The company is looking to solve complex data modeling, ingestion, and query optimization problems using Apache Druid, and leverage machine learning for time-series forecasting and anomaly detection.
Requirements
- Expert-level proficiency in Python and its core data science libraries (Pandas, NumPy, Scikit-learn).
- Strong proficiency in SQL for complex data extraction and manipulation.
- Hands-on experience with modern deep learning frameworks such as TensorFlow or PyTorch.
- Deep understanding of statistical concepts and a wide range of machine learning algorithms, with proven experience in time-series forecasting and anomaly detection.
- Demonstrable experience working with large datasets using distributed computing frameworks, specifically Apache Spark.
- Experience querying and working with data from multiple relational database systems (e.g., PostgreSQL, Oracle , MS SQL Server).
- Practical experience with MLOps principles and tools for model versioning, tracking, and deployment (e.g., MLflow, Docker).
Responsibilities
- Design and implement efficient data schemas, dimensions, and metrics within Apache Druid for various analytical use cases (e.g., clickstream, IoT, application monitoring).
- Determine optimal partitioning, indexing (bitmap indexes), and rollup strategies to ensure sub-second query performance and efficient storage.
- Develop and manage real-time data ingestion pipelines into Druid from streaming sources like Apache Kafka, Amazon Kinesis, or other message queues.
- Implement batch data ingestion processes from data lakes (e.g., HDFS, Amazon S3, Azure Blob, Google Cloud Storage) or other databases.
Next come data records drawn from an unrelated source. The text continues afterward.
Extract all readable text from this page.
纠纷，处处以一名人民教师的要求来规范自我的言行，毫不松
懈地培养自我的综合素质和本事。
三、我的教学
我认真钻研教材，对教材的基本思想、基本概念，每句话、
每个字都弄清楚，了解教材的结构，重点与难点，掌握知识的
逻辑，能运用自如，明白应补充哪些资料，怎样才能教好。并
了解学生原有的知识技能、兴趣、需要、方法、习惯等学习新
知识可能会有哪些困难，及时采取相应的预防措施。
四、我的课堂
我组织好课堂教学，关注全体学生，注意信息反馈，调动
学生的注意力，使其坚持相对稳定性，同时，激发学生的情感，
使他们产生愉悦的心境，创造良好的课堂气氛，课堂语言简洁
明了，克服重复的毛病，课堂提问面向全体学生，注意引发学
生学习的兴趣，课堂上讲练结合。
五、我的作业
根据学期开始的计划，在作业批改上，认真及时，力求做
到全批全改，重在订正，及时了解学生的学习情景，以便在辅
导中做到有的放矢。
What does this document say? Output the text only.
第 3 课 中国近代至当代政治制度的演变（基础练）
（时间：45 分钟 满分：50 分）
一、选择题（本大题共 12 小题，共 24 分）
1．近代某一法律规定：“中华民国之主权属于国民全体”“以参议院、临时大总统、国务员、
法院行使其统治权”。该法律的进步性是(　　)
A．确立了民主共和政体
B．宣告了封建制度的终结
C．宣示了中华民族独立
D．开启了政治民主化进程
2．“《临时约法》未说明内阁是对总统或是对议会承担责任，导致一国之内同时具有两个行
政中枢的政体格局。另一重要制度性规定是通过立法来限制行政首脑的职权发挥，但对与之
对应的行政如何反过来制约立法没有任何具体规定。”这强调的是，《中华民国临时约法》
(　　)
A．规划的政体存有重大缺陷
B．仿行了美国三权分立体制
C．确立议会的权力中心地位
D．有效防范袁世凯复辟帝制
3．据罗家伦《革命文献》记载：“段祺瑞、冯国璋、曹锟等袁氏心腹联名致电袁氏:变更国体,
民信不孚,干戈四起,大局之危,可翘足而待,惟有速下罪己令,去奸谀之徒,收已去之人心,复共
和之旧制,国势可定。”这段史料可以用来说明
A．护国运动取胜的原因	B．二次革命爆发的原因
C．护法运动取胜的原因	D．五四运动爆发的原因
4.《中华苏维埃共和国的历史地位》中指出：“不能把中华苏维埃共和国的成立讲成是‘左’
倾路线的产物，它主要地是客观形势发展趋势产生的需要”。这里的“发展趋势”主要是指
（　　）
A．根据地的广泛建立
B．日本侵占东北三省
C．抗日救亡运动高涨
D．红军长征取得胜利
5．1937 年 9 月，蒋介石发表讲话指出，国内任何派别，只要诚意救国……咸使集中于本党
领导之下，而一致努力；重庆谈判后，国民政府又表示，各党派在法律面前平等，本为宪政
- Write and optimize complex SQL queries (Druid SQL) for high-performance analytical workloads, including aggregations, filters, and time-series analysis.
- Analyze query plans and identify performance bottlenecks, implementing solutions such as segment optimization, query rewriting, or cluster configuration adjustments.
- Build and deploy data science solutions on a major cloud platform (AWS, GCP, or Azure).
Other
- Excellent verbal and written communication skills, with a proven ability to explain complex technical concepts to a non-technical audience through visual storytelling.